Liverpool isn’t selling from weakness anymore. Under Michael Edwards and Richard Hughes, the club is beginning to look like a project with sharp tools and no tolerance for asset drift and stagnation. The clearest sign of that is the amazing pursuit of Florian Wirtz. The 22-year-old is one of Europe’s most polished attacking technicians — capable of playing off the left, operating as a number ten, or connecting centrally as a free-roaming playmaker. His signing isn’t just a splash — it’s a fantastical reordering of the attacking hierarchy, one which points to a shift in playing style and final-third production.
Wirtz gives Slot the kind of positional fluidity he craves: a player who can occupy space intelligently, play between the lines, and break compact blocks with elegance. In contrast, Díaz is more straightforward — a classic touchline winger who thrives on chaos and isolation. He sometimes appears to work on pure instinct, whilst playing for a head coach who prefers surgical precision. There’s room for both types in football, but not necessarily in one system, and certainly not at similar wage demands. If Wirtz is the future, it’s hard to see where Díaz fits outside of a rotational role he won’t accept on £200k+ per week.

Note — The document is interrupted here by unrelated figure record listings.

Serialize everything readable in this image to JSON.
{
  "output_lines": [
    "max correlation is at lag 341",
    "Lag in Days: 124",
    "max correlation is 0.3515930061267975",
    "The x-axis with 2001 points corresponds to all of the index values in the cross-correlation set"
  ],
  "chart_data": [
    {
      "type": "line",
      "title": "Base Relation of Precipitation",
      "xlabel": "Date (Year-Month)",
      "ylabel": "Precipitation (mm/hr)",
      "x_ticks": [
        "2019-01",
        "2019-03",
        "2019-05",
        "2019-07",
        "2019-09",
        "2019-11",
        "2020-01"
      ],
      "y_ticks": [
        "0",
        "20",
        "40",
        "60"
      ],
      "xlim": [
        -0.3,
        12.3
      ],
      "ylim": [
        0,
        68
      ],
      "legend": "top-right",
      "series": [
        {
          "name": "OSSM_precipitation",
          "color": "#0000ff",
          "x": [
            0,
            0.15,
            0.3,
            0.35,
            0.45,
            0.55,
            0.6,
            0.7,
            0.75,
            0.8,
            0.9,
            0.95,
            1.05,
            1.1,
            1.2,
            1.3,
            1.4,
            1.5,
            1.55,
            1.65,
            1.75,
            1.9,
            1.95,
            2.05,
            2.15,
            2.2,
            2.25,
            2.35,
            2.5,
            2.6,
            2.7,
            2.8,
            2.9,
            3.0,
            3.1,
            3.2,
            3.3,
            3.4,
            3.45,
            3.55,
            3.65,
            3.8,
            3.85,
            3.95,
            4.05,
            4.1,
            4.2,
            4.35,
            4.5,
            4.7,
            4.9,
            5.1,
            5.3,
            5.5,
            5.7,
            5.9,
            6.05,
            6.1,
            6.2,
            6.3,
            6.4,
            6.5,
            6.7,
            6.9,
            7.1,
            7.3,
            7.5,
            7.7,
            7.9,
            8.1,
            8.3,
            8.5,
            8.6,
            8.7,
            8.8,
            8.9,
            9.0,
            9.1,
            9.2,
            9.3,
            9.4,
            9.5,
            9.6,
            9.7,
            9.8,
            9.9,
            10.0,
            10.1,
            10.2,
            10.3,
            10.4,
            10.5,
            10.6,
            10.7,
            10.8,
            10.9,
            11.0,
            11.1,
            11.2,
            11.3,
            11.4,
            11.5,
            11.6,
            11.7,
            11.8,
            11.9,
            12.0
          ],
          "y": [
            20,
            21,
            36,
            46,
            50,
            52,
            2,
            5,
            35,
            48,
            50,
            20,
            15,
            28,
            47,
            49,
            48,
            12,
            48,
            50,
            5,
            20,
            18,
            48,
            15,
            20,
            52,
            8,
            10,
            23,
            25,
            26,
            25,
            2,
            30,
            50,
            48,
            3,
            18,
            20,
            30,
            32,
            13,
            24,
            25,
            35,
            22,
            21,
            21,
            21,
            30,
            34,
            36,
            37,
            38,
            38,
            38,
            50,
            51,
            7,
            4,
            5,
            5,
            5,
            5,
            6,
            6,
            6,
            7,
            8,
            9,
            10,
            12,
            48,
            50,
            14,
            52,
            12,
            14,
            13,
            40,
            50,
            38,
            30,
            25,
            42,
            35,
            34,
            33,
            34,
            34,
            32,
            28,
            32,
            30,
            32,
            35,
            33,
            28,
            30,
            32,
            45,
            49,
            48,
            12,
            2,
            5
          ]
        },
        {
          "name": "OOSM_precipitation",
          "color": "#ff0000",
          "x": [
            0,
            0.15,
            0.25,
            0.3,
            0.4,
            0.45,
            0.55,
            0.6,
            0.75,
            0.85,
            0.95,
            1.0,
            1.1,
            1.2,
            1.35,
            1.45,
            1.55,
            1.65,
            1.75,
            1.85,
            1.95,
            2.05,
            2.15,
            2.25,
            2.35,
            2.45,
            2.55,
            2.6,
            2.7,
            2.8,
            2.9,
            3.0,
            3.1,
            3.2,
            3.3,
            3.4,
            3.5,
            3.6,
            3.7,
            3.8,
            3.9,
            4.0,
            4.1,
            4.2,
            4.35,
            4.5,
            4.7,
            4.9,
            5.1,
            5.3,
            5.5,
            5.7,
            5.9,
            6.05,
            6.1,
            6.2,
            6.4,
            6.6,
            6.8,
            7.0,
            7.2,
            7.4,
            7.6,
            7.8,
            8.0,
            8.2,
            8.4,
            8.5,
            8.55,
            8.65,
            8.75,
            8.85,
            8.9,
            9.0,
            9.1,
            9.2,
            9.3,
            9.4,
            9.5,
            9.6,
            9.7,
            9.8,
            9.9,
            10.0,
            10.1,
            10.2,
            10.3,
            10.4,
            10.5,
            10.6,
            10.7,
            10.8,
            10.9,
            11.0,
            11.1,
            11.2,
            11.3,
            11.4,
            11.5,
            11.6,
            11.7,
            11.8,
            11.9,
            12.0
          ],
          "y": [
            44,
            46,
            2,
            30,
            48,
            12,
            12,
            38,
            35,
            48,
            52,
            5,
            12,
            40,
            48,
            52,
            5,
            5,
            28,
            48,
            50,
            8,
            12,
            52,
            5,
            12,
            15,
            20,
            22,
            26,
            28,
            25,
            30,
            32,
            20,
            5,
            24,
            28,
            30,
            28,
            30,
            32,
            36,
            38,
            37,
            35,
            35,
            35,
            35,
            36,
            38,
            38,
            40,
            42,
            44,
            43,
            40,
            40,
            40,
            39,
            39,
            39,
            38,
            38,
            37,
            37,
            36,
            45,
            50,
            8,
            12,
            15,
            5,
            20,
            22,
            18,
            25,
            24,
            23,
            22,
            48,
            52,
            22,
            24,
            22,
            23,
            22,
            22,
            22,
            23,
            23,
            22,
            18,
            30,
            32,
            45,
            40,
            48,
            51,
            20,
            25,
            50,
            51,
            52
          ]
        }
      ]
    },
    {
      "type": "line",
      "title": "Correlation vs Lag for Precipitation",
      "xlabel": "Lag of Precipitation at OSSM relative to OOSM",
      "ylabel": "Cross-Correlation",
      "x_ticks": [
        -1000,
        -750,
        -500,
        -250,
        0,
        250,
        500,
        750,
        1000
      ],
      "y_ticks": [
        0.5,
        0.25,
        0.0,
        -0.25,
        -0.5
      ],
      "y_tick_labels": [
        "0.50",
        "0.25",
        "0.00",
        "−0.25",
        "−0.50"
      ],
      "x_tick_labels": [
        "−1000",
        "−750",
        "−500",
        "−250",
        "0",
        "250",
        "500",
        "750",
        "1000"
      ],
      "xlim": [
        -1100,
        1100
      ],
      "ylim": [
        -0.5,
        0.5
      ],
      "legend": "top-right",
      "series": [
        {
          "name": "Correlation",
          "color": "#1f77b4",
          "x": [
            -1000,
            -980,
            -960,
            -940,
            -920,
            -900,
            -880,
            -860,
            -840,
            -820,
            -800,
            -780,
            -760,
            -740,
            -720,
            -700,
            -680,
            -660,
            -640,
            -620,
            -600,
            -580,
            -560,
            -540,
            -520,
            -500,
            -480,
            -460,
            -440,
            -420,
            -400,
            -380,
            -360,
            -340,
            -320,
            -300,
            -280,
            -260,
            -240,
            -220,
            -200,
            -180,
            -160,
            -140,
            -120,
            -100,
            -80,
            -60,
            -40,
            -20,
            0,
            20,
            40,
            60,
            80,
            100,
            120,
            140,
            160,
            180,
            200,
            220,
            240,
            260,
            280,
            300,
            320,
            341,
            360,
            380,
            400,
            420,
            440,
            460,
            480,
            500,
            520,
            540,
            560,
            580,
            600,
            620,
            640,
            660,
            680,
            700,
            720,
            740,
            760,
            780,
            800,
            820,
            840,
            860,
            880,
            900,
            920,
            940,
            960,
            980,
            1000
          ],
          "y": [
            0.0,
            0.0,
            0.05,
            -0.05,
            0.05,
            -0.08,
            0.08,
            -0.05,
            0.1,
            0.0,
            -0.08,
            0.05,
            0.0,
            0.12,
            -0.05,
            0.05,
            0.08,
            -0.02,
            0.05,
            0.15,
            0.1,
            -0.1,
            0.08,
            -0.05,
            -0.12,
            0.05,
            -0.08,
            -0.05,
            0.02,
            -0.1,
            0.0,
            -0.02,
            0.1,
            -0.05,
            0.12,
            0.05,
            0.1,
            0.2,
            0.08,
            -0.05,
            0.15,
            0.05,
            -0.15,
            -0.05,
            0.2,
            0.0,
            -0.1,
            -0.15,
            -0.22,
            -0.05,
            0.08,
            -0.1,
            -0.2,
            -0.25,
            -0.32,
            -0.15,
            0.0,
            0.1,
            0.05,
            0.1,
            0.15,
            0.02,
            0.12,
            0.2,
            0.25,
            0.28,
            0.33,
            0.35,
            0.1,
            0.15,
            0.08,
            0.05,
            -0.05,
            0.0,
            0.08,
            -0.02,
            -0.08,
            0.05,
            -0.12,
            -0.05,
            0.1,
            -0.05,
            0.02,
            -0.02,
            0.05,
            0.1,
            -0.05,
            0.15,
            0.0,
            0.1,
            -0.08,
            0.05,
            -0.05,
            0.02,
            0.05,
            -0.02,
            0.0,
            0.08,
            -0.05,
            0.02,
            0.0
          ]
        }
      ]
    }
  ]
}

It’s no coincidence that Díaz’s name has floated around every “incoming funds” conversation this summer. With Darwin Núñez also expected to depart and a new central striker inbound, the attacking blueprint is being rewritten. Slot wants functional aggression — intensity paired with that precision. That requires personnel who are tailored to his system, not carryovers from Klopp’s declining years. Alexander Isak refused to be a name that is dismissed and he would thrive ahead of a player built to service rather than a maverick designed to disrupt.
Díaz to Barcelona isn’t just a feel-good move for the player — it’s a way for Liverpool to cash in at peak value and reinvest before inevitable regression sets in. It also avoids the slow, painful contract sagas that previously haunted the club and cost a world-class institution valuable incoming funds. If Barcelona truly have those funds — and they somehow always find them — then Liverpool must strike decisively and make a decision that serves the present and the future.
The emotional pull of Díaz’s journey shouldn’t obscure the reality of the new project. Wirtz is just about here and the frontline is clearly changing to suit an altered style that suits the demands of Slot. Therefore, it has been deemed that sentimentality doesn’t win Premier Leagues. If Arne is to have the tools to shape his Anfield era, then this feels like the right sale, at the right time, for the right reasons.